各学校運営、マス・メディアの企画運営、催事・祭事の企画運営、各種娯楽施設の企画運営などを行っている。


*研究開発庁

各種研究機関、リサイクルアートなどを行っている。


*時空連絡庁

各種乗物の管理と運営、個人間対象の伝達メディアの企画と運営、地域案内と観光企画、ホテルの企画と運営などを行っている。



④物品展示館

パムの各地にあるデパートといった存在で、星民証で入館できる。文明初期から今までに作成された様々な物品が見本として展示されており、自由に触れることができる。欲しいものがあれば入口で配られるメモリー・カードに記録しておき、出入口前のカウンターに申し出る。星民情報の記録と人物審査の結果にて同じものを所有することができる。よく使用される物については未使用品が巨大倉庫に保管されており、後日取りに来るか、当日配達を希望する。



⑤リサイクル展示館

一度使用された物品が装飾や修理改良によってリサイクル展示されており、星民も星民以外の誰でも入館できる。芸術的に価値が高く、欲しいものがあればメモリーカードに記録しカウンターに申し出るだけで自由に個人所有しても構わない。基本的に一点モノである。


~パムの一口メモ~

*パムはリサイクルの充実、食物摂取の必要の無さからゴミが少なく、その処理方法も変わっている。ゴミ処理専用に小さな時空スポットを利用し、時間圧縮機をかけて小さなブラック・ホールのような空間を作り出してしまうのだ。そのスポットに投げ込まれたゴミは原子状に分解される。
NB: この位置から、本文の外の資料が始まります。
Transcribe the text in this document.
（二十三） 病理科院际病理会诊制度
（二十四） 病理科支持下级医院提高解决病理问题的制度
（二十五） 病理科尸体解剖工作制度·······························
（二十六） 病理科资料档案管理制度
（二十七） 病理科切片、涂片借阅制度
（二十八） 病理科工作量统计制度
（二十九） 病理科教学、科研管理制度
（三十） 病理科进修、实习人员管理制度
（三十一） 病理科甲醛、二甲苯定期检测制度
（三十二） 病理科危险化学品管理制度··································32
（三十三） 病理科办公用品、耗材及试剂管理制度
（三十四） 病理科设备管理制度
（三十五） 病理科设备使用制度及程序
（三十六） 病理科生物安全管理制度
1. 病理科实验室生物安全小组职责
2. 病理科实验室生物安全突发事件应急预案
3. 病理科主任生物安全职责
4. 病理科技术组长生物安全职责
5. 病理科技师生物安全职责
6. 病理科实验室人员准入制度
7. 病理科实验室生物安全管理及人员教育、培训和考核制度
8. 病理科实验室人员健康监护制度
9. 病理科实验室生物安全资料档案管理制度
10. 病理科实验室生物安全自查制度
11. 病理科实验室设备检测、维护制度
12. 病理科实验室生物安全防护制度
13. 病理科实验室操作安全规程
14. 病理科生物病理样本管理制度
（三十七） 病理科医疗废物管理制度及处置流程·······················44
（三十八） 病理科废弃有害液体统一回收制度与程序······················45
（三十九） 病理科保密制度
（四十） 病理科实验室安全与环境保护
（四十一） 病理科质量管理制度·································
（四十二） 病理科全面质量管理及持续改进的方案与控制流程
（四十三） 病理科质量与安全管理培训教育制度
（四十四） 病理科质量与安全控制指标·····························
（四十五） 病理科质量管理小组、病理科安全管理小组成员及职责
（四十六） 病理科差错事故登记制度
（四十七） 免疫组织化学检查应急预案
*パムには病院が無い。精神太陽の光を浴びようと外星人が多く治療にやってくる。

*パムには果物公園があり、四季を問わずに実る新鮮な果物は食の少ないパム人にも楽しみである。



⑥住居

パムの住居は基本が集合住宅で、個人が5つくらいの住戸を持つのが当然となっている。住居は1人向け、家族向け、グルーブ向けなどとなっており、どれも充実した設備に満たされており、内部は非常に複雑だ。星から賞与を受けた者は個人住宅を持つのも可能で、中には小さな時空スポットを丸々個人の所有にしたおエラ方もいる。パムは住みやすいので住宅を利用しない者も存在する。星則にも強制は無いが、各住居を使用するに当たっては登録制になっている。



⑦罪人への罰則

パムで罪人が出るのは珍しいことであるが、やはり罰則はある。

*殺してはならない

*物品を許可無く個人所有してはならない

*破壊兵器を作ったり、所有してはならない

罰は1日から無期限までの強制労働で、衛星技術庁が統括する中から厳しい労働を割り当てることが多い。